I met a young woman at the dog park who is a Republican and was in the military, voted for Bush but wouldn’t again because she thinks that he means well, but is in over his head. Well, an hour and a half later after hearing from several of us, she was headed for the National Initiative and Kucinich websites (never having heard of either of them), and was ready to impeach Bush. She was stunningly uninformed, as are most Americans. It amazes me that they are even unhappy with how things are going, they have so little information.
The ignorance of our population is a national tragedy.
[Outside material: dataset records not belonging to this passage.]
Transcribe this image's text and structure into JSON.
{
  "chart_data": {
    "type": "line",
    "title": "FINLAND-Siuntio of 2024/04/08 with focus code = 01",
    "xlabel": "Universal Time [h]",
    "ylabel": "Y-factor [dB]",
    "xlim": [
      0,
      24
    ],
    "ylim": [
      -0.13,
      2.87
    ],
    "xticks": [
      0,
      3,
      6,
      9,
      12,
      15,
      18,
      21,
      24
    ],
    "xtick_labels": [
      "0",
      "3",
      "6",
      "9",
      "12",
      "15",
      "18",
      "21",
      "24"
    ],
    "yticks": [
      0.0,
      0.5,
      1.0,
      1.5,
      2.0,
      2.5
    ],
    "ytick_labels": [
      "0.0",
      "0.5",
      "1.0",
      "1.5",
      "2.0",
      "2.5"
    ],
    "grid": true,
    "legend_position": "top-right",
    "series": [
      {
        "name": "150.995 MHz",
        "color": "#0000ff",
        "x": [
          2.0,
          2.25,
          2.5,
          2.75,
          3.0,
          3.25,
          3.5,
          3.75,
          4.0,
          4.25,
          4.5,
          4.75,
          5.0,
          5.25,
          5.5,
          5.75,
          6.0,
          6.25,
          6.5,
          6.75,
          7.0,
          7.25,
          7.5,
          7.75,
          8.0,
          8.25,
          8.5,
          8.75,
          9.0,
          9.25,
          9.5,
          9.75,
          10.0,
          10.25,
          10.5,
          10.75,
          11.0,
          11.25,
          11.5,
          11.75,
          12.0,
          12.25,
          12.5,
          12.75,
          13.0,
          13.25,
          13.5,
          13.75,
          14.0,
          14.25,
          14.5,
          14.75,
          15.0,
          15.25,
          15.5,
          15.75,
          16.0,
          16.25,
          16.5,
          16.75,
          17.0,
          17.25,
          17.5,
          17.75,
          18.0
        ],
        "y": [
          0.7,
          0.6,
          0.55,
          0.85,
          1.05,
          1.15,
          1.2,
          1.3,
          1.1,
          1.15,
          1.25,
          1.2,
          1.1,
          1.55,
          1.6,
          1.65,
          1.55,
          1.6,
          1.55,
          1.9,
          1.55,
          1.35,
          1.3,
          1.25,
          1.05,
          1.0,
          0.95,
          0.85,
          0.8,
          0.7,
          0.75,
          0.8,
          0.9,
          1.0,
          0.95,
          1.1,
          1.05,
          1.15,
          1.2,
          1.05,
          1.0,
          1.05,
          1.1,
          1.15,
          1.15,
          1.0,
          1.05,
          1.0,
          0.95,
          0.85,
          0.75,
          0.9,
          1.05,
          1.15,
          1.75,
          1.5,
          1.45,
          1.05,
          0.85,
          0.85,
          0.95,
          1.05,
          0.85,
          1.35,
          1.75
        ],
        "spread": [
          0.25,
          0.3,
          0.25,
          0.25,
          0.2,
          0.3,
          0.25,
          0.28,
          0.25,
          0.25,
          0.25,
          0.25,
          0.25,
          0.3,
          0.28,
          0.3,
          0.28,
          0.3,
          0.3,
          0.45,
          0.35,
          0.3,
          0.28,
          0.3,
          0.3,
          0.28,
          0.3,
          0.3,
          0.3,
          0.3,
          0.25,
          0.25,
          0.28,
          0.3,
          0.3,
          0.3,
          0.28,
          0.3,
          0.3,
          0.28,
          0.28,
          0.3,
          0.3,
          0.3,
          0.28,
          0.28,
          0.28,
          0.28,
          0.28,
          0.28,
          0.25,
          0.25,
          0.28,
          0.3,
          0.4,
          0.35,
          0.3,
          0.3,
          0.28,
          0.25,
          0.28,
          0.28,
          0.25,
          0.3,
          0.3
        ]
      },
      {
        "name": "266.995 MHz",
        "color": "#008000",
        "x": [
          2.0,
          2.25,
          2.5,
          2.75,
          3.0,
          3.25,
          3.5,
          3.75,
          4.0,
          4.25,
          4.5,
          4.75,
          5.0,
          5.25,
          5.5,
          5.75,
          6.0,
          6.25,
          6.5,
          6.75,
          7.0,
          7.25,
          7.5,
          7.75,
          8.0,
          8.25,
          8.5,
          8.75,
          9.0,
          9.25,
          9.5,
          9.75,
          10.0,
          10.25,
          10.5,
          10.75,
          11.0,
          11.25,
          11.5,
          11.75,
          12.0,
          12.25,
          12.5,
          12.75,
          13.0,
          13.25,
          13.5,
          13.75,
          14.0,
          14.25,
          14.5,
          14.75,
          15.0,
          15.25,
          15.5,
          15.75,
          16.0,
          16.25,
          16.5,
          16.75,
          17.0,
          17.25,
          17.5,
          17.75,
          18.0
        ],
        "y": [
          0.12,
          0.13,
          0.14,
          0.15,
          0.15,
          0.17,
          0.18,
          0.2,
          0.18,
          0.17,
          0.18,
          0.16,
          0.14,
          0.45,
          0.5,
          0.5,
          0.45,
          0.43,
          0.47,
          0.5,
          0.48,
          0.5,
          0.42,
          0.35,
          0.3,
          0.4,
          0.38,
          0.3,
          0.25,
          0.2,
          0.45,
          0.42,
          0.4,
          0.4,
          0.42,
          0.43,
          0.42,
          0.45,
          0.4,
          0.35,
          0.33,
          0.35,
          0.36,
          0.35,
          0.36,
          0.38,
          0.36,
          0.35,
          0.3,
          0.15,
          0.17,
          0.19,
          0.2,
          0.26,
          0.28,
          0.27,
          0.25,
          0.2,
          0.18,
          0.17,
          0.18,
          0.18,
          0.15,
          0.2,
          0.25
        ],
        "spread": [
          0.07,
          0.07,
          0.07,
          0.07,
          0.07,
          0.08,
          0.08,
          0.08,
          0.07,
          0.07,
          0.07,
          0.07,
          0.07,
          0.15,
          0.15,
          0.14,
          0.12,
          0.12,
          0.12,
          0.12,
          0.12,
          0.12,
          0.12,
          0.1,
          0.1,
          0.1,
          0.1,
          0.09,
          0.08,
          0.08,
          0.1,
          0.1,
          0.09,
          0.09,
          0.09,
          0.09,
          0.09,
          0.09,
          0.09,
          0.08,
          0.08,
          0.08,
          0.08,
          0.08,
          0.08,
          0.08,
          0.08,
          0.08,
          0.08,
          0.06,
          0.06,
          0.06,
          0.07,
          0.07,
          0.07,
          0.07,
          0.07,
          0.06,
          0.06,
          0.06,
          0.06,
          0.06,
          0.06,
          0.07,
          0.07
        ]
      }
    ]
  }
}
Even many progressive thinkers have never heard of Commondreams.
“U.S. officials blamed al Qaida in Iraq, a Sunni Muslim extremist group that has targeted American troops, Iraqi government forces and Shiite Muslim civilians.”
So it was that darn Sunni Muslim extremist group called “al Qaida in Iraq” who gone did this. I wonder what they are named when they cross the border?
One of the troubling aspects of distant warfare is that propaganda begets simplicity, the mainstream media will cast opposing forces for easy comprehension as ‘one football team vs. another’. As the US brutalists work at their bloody conquest, the suicide bombing is another strategic resource that is useful. The Sunnis were armed with US weaponry, and when they misbehave they are scolded and ‘Bin Ladened’ as Al Qaida. The US Military capitalizes on these clean up efforts, liquidating potential resistance.
The war is going swimmingly. Just as planned. Where would the American economy be without it?
The bottomline is the bottomline.
Prosecute all American war criminals and war profiteers.
Peace to you and yours.
Bush went from blowing up frogs to blowing up countries. That’s quite a leap! Jeffrey Dahmer went from abusing animals to killing people but for different motives. The difference between Dahmer and Bush is Dahmer could be apprehended and tried and sentenced and was ultimately killed in prison. Bush will get his but how and when is up for grabs. The sad part is we have to watch this sad scenario of a government play out like some horrible movie. I tell you sometimes I think the American dream has turned into the American nightmare. I think of how frightened Dahmer’s victims must have felt. But then I think of Bush’s victims and there are so many more. And more to come. God I want to wake up from this national nightmare but can’t. I can’t believe what has happended to my country these last few years. Can we survive it? Can the world?
dougrambo, I’m not so sure the motives are so different. Have you read Bush on the Couch? Some people feel pleasure in inflicting pain on others.
Anyone who comes to this forum to damn the way this nation is being governed and does not devote a portion of every day to passionate political activism … should just shut up.
Because if you don’t you’re nothing but voyeurs. And all your hopelessness hysterics is pathetic, self-excusing crap.
Operatic whining. The scumbags running this country are doing so not just because of the rampant ignorance and complacency that are rotting this Republic, but because even people who care and know … do nothing. Squawking online is not DOING SOMETHING. DOING SOMETHING requires the messy, dirty, wearisome work of political action. It’s a DEMOCRACY, people. In a democracy, you only get out as much as you put in, if you’re lucky.